Understanding Distributed Denial of Service (DDoS) Attacks and its analysis

By: Aiyaan Hasan, International Center for AI and Cyber Security Research and Innovations (CCRI), Asia University, Taiwan, rayhasan114@gmail.com


DDoS (Distributed Denial of Service) attacks pose a significant threat to the digital realm, as they aim to disrupt networks, websites, along with their services. We categorize DDoS attacks into amplification, network-centric, application layer, and protocol attacks, each requiring specific defence strategies. This article dives into the exploration of the DDoS attacks, their various forms, and the current evolving scenario in the world when it comes to mitigation of these DDoS attacks. Analysing a DDoS attack involves identifying and recognizing attack patterns, monitoring traffic, implementing security measures, and understanding the impact. Effective defence mechanisms are important to protect against these evolving threats in our interconnected online world. It is crucial as the digital realm evolves and expands, addressing these evolving DDoS attacks in order to protect and protect the online infrastructures in order to ensure connectivity for the users and safety.


We currently are living in a world where our lives are intertwined with the Internet in almost every aspect. Regardless there exists a menace that can affect our online existence and efficiency. It’s known as the DDoS (Distributed Denial of Service) [8]-[12]. A Cyber Threat that has the ability to ruin the functioning of websites, organizations and entire networks.

A DDoS attack is basically an unauthorized attempt to affect the regular functioning of a network, website or an organization in malicious ways by flooding it with traffic from countless resources.

Figure 1: DDoS attack

Figure 1. Shows a simple way of depicting a DDoS attack, and how it is carried out with the help of botnets on the targeted server.

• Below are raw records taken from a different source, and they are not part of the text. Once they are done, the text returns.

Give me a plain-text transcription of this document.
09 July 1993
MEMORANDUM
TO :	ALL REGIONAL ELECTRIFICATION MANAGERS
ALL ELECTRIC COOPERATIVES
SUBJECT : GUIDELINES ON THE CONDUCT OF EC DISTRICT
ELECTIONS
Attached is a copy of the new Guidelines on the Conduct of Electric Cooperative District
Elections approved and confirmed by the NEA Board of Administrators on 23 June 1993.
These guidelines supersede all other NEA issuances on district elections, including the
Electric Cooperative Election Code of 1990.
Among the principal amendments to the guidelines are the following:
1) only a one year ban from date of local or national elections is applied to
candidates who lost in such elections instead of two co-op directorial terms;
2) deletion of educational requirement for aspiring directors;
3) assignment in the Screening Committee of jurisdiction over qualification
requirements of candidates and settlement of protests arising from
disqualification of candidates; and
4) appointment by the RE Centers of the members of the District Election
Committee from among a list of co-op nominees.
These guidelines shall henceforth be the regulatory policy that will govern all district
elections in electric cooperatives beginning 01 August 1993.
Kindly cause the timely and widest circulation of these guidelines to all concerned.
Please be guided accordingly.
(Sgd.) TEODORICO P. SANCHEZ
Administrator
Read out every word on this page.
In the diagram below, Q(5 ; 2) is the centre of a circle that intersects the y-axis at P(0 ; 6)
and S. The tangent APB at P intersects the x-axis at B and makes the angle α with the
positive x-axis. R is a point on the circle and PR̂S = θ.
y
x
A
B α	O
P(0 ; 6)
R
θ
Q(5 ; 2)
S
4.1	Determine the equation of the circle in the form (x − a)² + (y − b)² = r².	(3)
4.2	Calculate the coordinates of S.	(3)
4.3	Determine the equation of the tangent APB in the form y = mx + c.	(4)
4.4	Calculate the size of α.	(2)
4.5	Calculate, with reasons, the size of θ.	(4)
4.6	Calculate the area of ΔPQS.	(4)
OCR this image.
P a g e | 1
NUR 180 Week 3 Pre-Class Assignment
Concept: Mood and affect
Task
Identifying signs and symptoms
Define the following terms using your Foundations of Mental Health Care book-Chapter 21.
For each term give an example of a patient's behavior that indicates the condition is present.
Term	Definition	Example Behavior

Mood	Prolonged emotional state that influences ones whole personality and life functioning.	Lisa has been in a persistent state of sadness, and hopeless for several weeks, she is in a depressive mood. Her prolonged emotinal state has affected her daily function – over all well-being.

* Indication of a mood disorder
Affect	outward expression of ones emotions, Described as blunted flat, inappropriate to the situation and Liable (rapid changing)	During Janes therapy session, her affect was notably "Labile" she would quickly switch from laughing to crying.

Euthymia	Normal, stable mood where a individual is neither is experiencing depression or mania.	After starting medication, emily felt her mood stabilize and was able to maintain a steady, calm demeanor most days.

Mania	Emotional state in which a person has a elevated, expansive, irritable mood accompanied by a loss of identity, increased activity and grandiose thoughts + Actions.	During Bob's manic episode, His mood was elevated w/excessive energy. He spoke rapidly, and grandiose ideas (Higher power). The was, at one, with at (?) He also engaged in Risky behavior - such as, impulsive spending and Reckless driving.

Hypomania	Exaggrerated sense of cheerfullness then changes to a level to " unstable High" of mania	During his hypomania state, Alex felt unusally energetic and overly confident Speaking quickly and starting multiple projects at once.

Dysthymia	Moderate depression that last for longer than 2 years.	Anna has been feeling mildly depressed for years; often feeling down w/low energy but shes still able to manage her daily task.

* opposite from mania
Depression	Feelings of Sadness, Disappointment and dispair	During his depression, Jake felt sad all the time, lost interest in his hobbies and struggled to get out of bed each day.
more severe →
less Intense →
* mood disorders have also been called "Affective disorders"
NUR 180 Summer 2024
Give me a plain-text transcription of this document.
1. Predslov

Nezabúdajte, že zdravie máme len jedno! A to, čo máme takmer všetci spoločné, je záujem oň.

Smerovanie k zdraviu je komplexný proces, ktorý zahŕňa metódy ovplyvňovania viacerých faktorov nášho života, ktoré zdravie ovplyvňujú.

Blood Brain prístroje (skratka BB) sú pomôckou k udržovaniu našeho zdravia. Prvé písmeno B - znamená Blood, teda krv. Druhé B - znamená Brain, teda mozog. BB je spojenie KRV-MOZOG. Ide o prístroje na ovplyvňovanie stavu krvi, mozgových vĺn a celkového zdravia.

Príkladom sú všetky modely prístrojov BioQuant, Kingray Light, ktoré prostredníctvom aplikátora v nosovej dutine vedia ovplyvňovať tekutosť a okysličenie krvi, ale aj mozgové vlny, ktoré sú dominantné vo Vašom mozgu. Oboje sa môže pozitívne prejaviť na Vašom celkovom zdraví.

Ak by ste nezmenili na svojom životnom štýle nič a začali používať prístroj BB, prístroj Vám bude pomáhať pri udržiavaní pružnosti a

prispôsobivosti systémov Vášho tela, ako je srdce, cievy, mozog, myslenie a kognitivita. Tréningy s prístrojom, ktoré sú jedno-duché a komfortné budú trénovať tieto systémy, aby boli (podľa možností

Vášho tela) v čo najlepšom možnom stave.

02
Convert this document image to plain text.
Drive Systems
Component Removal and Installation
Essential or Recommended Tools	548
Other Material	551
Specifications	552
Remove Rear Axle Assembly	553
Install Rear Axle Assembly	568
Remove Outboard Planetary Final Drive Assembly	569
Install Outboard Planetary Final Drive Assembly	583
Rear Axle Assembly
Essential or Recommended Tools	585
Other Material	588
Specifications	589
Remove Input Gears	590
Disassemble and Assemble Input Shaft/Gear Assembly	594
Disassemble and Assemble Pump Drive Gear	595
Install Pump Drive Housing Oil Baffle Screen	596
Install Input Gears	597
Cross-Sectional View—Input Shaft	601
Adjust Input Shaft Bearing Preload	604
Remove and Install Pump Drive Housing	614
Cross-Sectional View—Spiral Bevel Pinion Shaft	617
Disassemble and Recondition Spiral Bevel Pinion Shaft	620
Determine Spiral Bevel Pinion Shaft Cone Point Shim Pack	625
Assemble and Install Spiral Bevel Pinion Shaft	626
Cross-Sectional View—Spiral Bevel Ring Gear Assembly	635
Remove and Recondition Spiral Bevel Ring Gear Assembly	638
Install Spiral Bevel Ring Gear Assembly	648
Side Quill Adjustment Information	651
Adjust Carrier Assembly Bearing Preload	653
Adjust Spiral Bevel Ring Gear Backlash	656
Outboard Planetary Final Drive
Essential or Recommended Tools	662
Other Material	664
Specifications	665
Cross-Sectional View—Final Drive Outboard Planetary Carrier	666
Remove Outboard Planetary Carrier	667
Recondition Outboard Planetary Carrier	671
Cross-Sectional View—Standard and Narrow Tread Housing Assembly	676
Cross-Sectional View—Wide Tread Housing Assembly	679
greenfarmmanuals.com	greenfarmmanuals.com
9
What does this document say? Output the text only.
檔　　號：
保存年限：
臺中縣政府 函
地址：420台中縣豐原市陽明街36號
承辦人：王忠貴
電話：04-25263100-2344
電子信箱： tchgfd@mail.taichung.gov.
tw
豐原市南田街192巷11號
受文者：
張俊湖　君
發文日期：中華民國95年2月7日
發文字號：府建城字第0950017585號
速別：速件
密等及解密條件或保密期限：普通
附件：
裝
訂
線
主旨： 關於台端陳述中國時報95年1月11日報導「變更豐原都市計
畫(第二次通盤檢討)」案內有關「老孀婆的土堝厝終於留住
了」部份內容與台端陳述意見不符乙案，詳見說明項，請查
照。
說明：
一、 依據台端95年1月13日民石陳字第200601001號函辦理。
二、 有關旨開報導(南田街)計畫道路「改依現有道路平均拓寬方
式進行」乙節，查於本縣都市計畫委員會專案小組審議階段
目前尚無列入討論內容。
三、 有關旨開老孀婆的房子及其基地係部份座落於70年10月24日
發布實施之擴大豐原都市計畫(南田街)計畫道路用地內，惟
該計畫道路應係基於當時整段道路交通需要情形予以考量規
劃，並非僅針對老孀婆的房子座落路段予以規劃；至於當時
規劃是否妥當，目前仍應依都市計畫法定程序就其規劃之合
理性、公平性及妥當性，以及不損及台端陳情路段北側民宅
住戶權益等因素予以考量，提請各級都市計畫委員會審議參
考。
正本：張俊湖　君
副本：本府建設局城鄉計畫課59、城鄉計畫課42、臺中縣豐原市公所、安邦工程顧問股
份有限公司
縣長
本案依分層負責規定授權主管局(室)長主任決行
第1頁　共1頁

DDoS attacks are quite complex when it comes to detecting them, currently existing tools enable us to identify these attacks, these tools are basically generating alerts. As most of the existing solutions for the DDoS attack mitigation involves the usage of datasets and the utilization of simulated scenarios their applicability may not be up to the mark due to lapses made in the assumptions while designing [1]. DDoS detection can be done in many different ways, but the new and complex attack types, however are making the “Conventional ones” obsolete [2]. In a DDoS attack one of the most important components is a botnet, these botnets are basically compromised systems which are in control of the attackers and therefore can be used to deploy huge amounts of traffic to cause harm to the target networks and servers. Botnets posse as a significant threat when it comes to cyber-security as they act as a platform for cybercrimes for purposes like theft of personal data, spam email sending and much more [3].

Types of DDoS attacks

  • Amplification Attacks: The attackers start off by sending requests to servers that are vulnerable or to servers that respond in much larger responses. [4]
  • Network-centric or volumetric attacks: This particular attack focuses on the target’s network infrastructure, such as switches, routers network links, rather than targeting any specific service that might be running on the servers. These attacks primarily focus on network connectivity which makes the network inaccessible. [5]
  • Application layer: These attacks are often referred to as Layer 7 DDoS attacks, targeting the application layer specifically. It focuses on the vulnerabilities in the way applications or services handle genuine requests.
  • Protocol attacks: These are the inefficiencies present in network protocols to enable disruption of the targeted service. These attacks focus on overloading the existing resources of the network devices by deploying large volumes of protocol-specific packets.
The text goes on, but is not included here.